Barry, who owns the Hallamore Corporation in Lakeville, has owned Clydesdales since 1973, when he bought his first two.
He now owns 16 Scottish Clydesdales — there are also French, Belgian and English breeds — which will appear at the fair in teams of eight.
The horses are driven by Ned Niemiec, and they will be pulling a wagon built more than 100 years ago by the Studebaker Company.
“He’ll do a drive in the arena with them, and then he’ll do some nice demonstrations,” Barry said. “It’s quite a thing, with eight of them, to make them do what he wants them to do.

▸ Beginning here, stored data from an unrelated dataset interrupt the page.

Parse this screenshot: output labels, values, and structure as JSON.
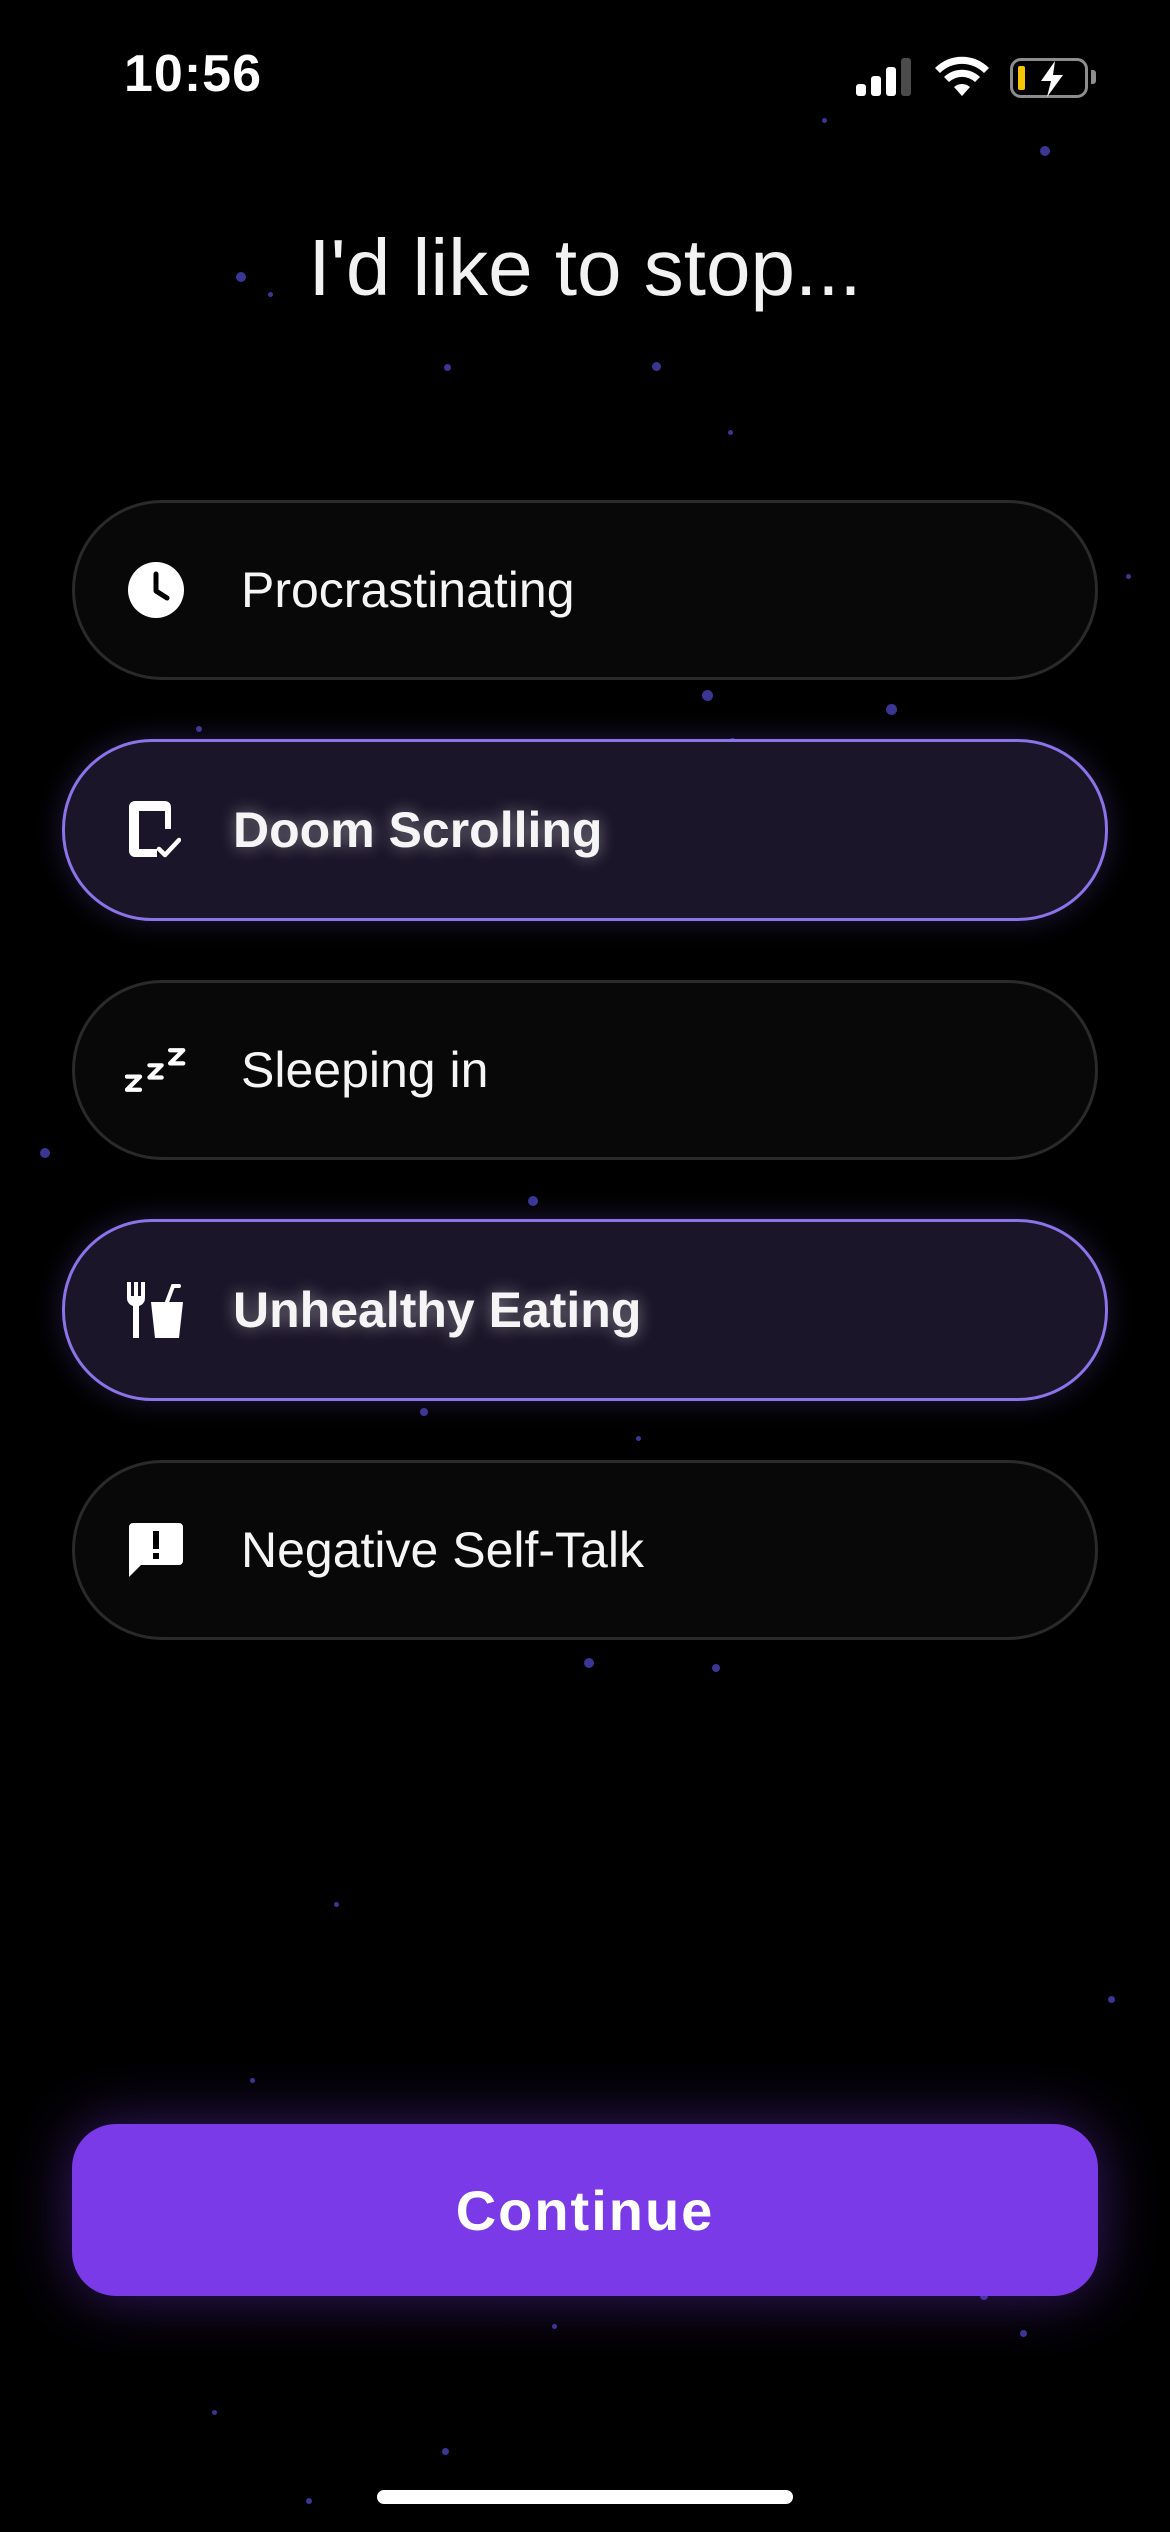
{
  "status_bar": {
    "time": "10:56"
  },
  "title": "I'd like to stop...",
  "options": [
    {
      "label": "Procrastinating",
      "icon": "clock-icon",
      "selected": false
    },
    {
      "label": "Doom Scrolling",
      "icon": "phone-check-icon",
      "selected": true
    },
    {
      "label": "Sleeping in",
      "icon": "zzz-sleep-icon",
      "selected": false
    },
    {
      "label": "Unhealthy Eating",
      "icon": "fork-knife-cup-icon",
      "selected": true
    },
    {
      "label": "Negative Self-Talk",
      "icon": "speech-bubble-exclamation-icon",
      "selected": false
    }
  ],
  "continue_label": "Continue",
  "colors": {
    "accent": "#7a3ae8",
    "selected_border": "#8b74e8",
    "selected_bg": "#1b1529",
    "background": "#000000"
  }
}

“There’s a figure eight, and he’ll dock them, and he’ll fan them in 360 degrees, the whole eight of them. The people love it.”
Docking is a complex series of moves similar to adjusting a car’s position in a parking space. In a fan, the whole team moves in a sideways, sweeping motion.
“Very few people can drive an eight-horse hitch,” Barry said. “I can’t drive them.”
Clydesdales are big, but Barry’s horses are big even for Clydesdales.
“If you looked in an encyclopedia, the average Clyde is 17 hands and 1,800 pounds,” he said. “The ones at the fair are 18 to 19 hands and weigh 2,200 pounds. The larger ones are hard to find.”